I strolled between the racks of Slim Jims and sunflower seeds, pressing the book to my chest. Plaster lighthouse sculptures perched on craggy granite bases lined the shelves, crafted in a wide array of sizes, the highest three feet. Death buys a bandanna. Death, for the first time, chews on Turkey Jerky. Through the station window I saw Nathan stand to stretch his legs, which would be cramped in any human vehicle. He turned in a slow circle by the front passenger window, shaking out his calves in careful jerks.
In the bathroom, I needed both hands to unbutton my jeans, so I lodged the book under my chin, gripping it to my chest until my jaw ached.

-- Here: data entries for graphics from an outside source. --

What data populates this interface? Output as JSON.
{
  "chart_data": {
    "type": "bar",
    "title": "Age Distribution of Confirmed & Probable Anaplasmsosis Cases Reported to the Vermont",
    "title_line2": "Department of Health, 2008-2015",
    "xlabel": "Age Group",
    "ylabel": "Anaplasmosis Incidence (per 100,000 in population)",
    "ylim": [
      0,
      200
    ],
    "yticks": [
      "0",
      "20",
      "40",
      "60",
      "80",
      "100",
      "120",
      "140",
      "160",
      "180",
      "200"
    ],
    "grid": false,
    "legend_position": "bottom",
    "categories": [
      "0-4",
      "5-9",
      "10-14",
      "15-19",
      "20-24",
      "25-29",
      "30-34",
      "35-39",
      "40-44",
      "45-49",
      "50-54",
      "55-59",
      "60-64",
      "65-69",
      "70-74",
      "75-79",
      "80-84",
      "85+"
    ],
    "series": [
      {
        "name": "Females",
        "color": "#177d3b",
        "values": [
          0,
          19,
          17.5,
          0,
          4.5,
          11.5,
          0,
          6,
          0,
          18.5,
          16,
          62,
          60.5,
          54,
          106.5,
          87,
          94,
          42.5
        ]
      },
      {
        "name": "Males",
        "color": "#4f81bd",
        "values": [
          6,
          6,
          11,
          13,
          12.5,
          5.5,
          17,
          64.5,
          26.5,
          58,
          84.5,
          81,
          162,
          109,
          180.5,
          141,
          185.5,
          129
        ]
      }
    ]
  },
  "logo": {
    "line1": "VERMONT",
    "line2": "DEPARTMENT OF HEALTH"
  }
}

"Death takes a pit stop," I thought, thumbing through the book while I peed. This is the kind of woman I've become. My sister stuffs her magazine rack with Ladies Home Journal. Christmas isn't Christmas without a dessert to serve in flames is the kind of thing you learn while shitting at my sister's house. Nothing adorned the walls of this bathroom except for a medicine cabinet above the sink. A dog-eared bumper sticker slanted across its mirrored door: IN CASE OF EMERGENCY, GOOD LUCK.
People who purposefully abandon valuable books in interstate bathrooms shouldn't throw stones, my sister might say, if she saw me putting the book into the medicine cabinet. Once the cabinet door closed on the book, I washed my hands for a long, long time.
The next woman in line slipped in the bathroom before I left it. "Today," she declared, from somewhere below my shoulders, "I'm going to walk away with enough cash for a high-def TV."
"Really?" I said, "You know that?" But the bathroom door closed over any possible answer.
"Ignore Annabelle," said another woman outside, wearing rollers and a fur coat. "She judges her luck by which joint aches. Lumbar? It's all in, but ankle? Honey, don't even get off the bus."
Death rings out the slot machine. Death sees and calls. Casino-bound women crowded the hallway, and Nathan hovered beyond them.